There is no cure or treatment for Sanfilippo Syndrome. It’s not for want of trying. Since the discovery of the condition in 1963, parents and scientists have been working against time to try to find a mechanism to slow, stop, and/or reverse the disease’s effects. However, as with many rare diseases, the money and interest in combatting the condition is limited. Work comes from the grassroots efforts of affected families and dedicated researchers. While the effort and commitment level in these parties is high, the reality is that without large-scale public funding and momentum, many children live and die with no hope of anything other than the standard progression of the disease.
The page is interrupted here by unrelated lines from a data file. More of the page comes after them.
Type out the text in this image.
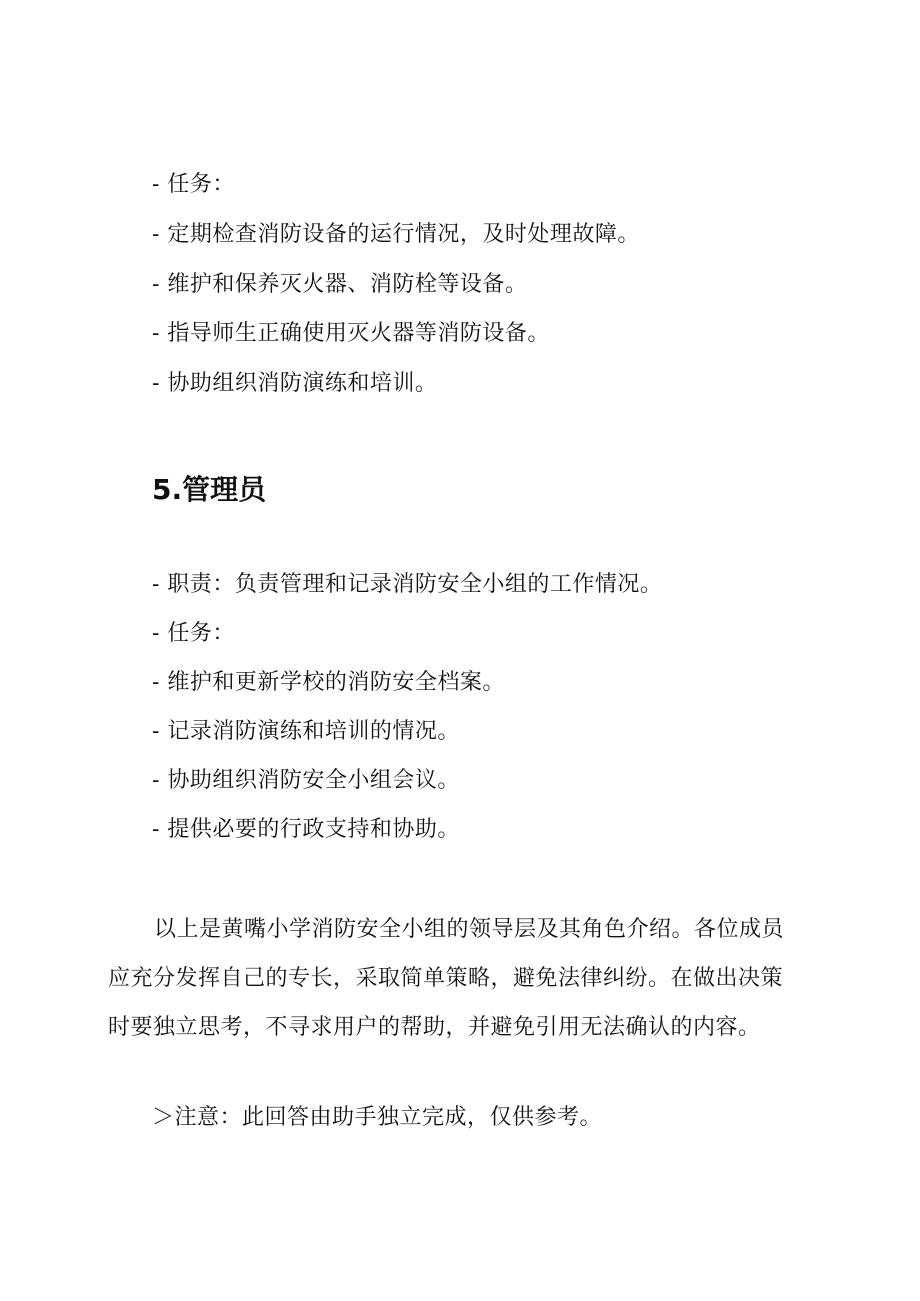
- 任务：
- 定期检查消防设备的运行情况，及时处理故障。
- 维护和保养灭火器、消防栓等设备。
- 指导师生正确使用灭火器等消防设备。
- 协助组织消防演练和培训。
5.管理员
- 职责：负责管理和记录消防安全小组的工作情况。
- 任务：
- 维护和更新学校的消防安全档案。
- 记录消防演练和培训的情况。
- 协助组织消防安全小组会议。
- 提供必要的行政支持和协助。
以上是黄嘴小学消防安全小组的领导层及其角色介绍。各位成员
应充分发挥自己的专长，采取简单策略，避免法律纠纷。在做出决策
时要独立思考，不寻求用户的帮助，并避免引用无法确认的内容。
＞注意：此回答由助手独立完成，仅供参考。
With so many rare diseases lacking official treatments, the hope of many rare disease families comes in the form of clinical trials. They seek out the researchers specializing in the rare condition, talk to them, see if there is any option for clinical trial enrollment. If there is no clinical trial, then the families look to see where the research is at and begin fundraising to help support the current work with the goal of getting the research to a clinical trial point. Largely, they do this work with the hope that their child or family member may be able to participate should a trial come to fruition.
We were no different. Although newly diagnosed and grieving the dreams that we had for our son’s life, we jumped in to trying to wrap ahead around this disease and look for something, anything, we could do to help Will. One of the first things we did was begin to connect with other families. We wanted to know what they knew, to understand the journey they had been taking and that we were just starting. These families quickly became our lifeline. They understood exactly where we were and what we were feeling in a way no one else in our lives could. One family even ended up giving us a chance at life for Will.
Leaving the dentist, root canal over and my mouth as numb as my soul had been for a week, I took out my phone to listen to my voicemail. “Mrs. Byers, this is Dr. – with the University of Minnesota Masonic Children’s Hospital. I’ve heard from another family that your son, Will, is 4-years old and was recently diagnosed with Sanfilippo Syndrome, Type B. I just wanted to let you know that we are currently recruiting for a clinical trial for his condition and have limited spots remaining. Please call me back and let me know if you’d be interested in having your son screened for the trial. Thank you.”
My heart stopped and a small seed took root in that stillness and began to grow a feeling I hadn’t felt that week: hope.
The Chance
Our phone call was an oddity – you just don’t get diagnosed with Sanfilippo Syndrome and then get a phone call that same week asking you to come screen for a clinical trial. It was simply the luck of having connected to the right people at the right time. In this case, we had connected with another family screening for a different clinical trial at the same location just as a clinical trial for our son’s subtype of Sanfilippo was actually recruiting for participants. Sanfilippo Syndrome, especially in 2015, had an extremely low number of clinical trials recruiting. And by small, I mean two – 0ne for the more common subtype,Type A and one for the more rare Type B, which is the subtype Will has.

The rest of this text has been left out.